日立市総合戦略策定 40年度人口、13万5000人 若者や女性応援重点 茨城

茨城県日立市は、2040年度の人口を13万5000人とする目標を盛り込んだ「まち・ひと・しごと創生総合戦略」の第3期計画(25~29年度)を策定した。5年前の前期計画よりも5000人引き下げた一方、国立社会保障・人口問題研究所(社人研)が示した推計よりは1万人多い人口に設定。減少幅の大きい若者や女性の応援などを重点に5年間で施策に取り組み、急速な人口減に歯止めをかけたい考えだ。
市総合政策課によると、社人研が23年12月に公表した推計値では、同市の人口は40年度に12万5000人とした。

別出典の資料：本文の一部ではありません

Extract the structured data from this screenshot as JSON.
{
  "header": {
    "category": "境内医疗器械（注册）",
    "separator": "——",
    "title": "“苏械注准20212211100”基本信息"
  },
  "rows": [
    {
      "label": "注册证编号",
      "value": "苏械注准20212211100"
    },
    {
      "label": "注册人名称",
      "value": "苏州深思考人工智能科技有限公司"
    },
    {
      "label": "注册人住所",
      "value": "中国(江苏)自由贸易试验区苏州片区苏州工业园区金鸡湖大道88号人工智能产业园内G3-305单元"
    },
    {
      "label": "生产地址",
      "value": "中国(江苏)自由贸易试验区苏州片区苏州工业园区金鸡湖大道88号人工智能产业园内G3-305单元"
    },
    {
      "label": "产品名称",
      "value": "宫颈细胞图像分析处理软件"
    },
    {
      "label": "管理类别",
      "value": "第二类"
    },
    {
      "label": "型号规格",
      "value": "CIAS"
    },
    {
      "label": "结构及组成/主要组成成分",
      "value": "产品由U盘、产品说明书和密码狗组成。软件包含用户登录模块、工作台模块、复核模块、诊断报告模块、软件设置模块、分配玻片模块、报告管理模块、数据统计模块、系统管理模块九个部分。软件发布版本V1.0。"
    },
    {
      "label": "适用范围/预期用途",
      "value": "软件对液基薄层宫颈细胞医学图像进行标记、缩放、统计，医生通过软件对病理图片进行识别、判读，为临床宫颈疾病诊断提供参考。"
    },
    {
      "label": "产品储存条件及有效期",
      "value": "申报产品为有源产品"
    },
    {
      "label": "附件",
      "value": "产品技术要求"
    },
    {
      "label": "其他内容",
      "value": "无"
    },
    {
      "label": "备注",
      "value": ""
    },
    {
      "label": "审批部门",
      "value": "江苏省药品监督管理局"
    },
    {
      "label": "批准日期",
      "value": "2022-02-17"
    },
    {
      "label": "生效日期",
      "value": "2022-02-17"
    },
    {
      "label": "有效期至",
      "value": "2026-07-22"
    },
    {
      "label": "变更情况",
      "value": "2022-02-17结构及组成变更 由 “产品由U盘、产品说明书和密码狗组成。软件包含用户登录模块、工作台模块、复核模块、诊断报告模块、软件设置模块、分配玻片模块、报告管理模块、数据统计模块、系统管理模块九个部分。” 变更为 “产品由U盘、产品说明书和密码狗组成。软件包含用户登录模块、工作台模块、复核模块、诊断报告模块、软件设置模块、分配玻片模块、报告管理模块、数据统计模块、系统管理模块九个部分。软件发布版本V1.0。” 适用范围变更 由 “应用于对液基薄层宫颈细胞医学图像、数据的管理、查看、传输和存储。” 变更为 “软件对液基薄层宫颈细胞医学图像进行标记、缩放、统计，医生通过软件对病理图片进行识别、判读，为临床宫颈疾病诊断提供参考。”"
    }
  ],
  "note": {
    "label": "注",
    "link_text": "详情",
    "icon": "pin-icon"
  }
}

市の人口は現在16万1229人(5月1日時点)。近年の減少幅は年間2500人ほどのペースで推移し、昨年は3000人を超えた。このうち、死亡数から出生数を引いた自然減は年間約2000人で、人口が減る大きな要因となっている。転出入に伴う社会減は年間1000人ほどという。
高齢化率は20年度に32%となり、県や全国平均よりも高い。人口減のうち、特に20~30代が目立つ。転出先は東京を含む首都圏のほか、同県水戸、ひたちなか、つくばなどが多い。
市内産業での従事者は雇用の多い製造業が多いこともあり、昼間人口が夜間(常住)人口より上回っているのが特徴。「一定の雇用は保たれている」(同課)と見ているが、生産人口も緩やかに減少が続く。
こうした状況を受け、総合戦略では、主に若者・女性の応援、日立製作所との「共創プロジェクト」に基づくデジタル活用などを施策に掲げる。防犯・防災対策も今回新たに加えた。
具体的には、若者向け施策では、子育て環境の充実や定住促進、首都圏との二地域居住などに取り組む。県北地域おこし協力隊は日立を拠点に活動し、魅力を発信する。防犯・防災対策では、刑法犯発生が少ないことを挙げ、「安全に暮らせる環境」を強化する。
社人研が5年ごとに示す人口推計値で、減少幅がやや緩やかになったことについて、市は「子育て支援など各種の施策の効果が現れている」(同課)と見て、総合戦略に沿って取り組みを積極的に進める考え。